M. Angers laisse toutefois entendre que Shawinigan devrait pouvoir supporter une salle de diffusion de 800 ou 900 places.

«Je considère qu’une ville qui mise énormément sur la culture se doit d’avoir un endroit où nous pouvons produire et diffuser l’art», glisse-t-il. «Nous devons donc avoir une infrastructure qui répond à ce besoin de la population. Mais d’abord et avant tout, il y a un choix financier.»

Évidemment, Mme Allard-Gignac compte bien défendre l’importance d’un centre des arts digne de ce nom à Shawinigan.

«C’est un besoin, ça fait partie de notre qualité de vie», souligne-t-elle. «Ça aide à la rétention et c’est un élément attractif.»

La conseillère n’ose pas trop s’avancer sur la réaction de la population sur cet enjeu.

«Je pense que les citoyens tiennent au Centre des arts», réfléchit-elle. «Mais c’est sûr qu’il faut des subventions. Sans cela, c’est impensable de croire qu’on pourrait refaire un nouveau centre des arts.

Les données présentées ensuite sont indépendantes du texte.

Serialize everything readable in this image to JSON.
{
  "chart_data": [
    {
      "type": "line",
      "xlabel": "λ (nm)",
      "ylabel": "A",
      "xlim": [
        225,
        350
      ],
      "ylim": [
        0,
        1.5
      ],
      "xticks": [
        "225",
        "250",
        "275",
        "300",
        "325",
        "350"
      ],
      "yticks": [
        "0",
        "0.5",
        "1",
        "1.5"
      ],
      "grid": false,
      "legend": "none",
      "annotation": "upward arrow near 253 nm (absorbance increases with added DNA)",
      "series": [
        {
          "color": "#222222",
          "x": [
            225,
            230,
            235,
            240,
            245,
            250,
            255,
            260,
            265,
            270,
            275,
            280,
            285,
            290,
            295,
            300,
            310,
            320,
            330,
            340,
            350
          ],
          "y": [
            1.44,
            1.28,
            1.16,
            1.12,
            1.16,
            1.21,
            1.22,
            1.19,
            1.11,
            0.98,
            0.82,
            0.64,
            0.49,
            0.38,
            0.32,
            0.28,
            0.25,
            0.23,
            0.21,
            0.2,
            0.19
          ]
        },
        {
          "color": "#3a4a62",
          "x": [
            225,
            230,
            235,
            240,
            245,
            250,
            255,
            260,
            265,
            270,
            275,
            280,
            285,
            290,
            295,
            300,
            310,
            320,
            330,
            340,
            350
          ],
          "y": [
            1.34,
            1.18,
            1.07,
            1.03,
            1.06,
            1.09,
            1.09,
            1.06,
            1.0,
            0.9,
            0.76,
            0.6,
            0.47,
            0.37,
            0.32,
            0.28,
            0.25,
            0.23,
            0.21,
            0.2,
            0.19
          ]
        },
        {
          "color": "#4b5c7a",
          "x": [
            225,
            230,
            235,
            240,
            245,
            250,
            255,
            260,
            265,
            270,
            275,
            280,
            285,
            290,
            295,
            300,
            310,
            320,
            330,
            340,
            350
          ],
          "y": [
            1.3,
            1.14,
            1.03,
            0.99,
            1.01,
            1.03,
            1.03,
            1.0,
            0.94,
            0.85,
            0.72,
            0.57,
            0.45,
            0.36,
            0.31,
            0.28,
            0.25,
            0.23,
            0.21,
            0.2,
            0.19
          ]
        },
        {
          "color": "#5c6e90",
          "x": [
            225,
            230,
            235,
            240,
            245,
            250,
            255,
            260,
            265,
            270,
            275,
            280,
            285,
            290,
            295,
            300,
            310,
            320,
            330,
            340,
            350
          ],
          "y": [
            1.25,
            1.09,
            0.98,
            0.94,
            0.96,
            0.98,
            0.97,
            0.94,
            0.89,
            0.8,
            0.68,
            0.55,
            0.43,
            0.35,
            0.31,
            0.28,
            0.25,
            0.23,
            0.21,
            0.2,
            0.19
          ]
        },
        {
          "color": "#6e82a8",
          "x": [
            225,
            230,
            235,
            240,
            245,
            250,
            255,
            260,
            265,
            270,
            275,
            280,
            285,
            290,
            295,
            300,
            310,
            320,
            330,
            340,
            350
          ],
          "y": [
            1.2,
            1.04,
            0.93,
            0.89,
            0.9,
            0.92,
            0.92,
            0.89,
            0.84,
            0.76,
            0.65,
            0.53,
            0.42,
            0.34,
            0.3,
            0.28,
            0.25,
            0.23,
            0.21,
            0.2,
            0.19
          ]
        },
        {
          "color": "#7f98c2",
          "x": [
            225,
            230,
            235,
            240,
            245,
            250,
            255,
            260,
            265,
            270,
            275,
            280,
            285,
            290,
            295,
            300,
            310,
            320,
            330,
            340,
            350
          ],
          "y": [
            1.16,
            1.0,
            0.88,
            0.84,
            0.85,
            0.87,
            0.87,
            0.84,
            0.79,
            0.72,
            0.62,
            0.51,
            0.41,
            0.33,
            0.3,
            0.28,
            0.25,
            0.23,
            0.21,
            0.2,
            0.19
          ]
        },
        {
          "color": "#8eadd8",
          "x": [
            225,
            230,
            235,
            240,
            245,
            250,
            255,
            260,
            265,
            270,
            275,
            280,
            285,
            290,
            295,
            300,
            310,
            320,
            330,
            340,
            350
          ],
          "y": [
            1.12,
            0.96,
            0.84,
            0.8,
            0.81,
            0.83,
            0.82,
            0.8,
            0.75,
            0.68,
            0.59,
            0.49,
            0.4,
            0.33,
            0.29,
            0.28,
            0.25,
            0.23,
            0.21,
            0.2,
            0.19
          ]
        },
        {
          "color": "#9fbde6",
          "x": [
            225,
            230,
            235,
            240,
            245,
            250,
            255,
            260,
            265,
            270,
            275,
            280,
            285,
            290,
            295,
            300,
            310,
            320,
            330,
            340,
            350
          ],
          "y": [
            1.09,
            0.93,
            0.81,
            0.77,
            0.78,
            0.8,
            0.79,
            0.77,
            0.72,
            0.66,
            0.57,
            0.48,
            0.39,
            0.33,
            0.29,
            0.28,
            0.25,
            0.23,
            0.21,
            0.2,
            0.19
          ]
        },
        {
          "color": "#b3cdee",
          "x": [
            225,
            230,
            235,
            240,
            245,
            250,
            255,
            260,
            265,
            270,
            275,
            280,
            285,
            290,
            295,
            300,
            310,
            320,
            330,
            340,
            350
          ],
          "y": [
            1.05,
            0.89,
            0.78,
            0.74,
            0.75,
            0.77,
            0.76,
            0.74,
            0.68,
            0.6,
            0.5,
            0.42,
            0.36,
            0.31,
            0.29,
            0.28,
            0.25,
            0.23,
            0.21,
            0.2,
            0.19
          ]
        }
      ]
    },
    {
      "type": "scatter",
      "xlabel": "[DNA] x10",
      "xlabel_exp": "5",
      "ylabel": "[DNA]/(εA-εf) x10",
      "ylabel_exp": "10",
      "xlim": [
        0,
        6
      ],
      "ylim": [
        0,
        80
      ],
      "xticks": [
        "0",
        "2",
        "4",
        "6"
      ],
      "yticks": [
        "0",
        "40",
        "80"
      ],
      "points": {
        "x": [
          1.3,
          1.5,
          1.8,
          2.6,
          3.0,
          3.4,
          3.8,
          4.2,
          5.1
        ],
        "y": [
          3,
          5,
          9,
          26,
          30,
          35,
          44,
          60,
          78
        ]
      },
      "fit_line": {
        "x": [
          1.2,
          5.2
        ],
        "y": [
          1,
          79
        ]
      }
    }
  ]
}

Si nous avons une aide de 70 %, la population sera plus encline que si nous recevons 30 %. Il y a plein de précisions que nous n’avons pas encore, de sorte que c’est difficile, pour le citoyen, de se faire une tête.»

Josette Allard-Gignac, présidente de Culture Shawinigan.

En toute logique, compte tenu de l’horizon de dix ans avancé par M. Perreault, Mme Allard-Gignac croit qu’une décision devra être arrêtée d’ici 2024.

«Faire un projet de cette envergure, ça ne se réalise pas à l’intérieur de deux ou trois ans», fait-elle remarquer. «La réalisation à elle seule peut prendre environ cinq ans. En étant rationnelle, si on se demande dans quel état sera notre centre des arts dans dix ans, il faut pratiquement prendre la décision d’ici cinq ans.»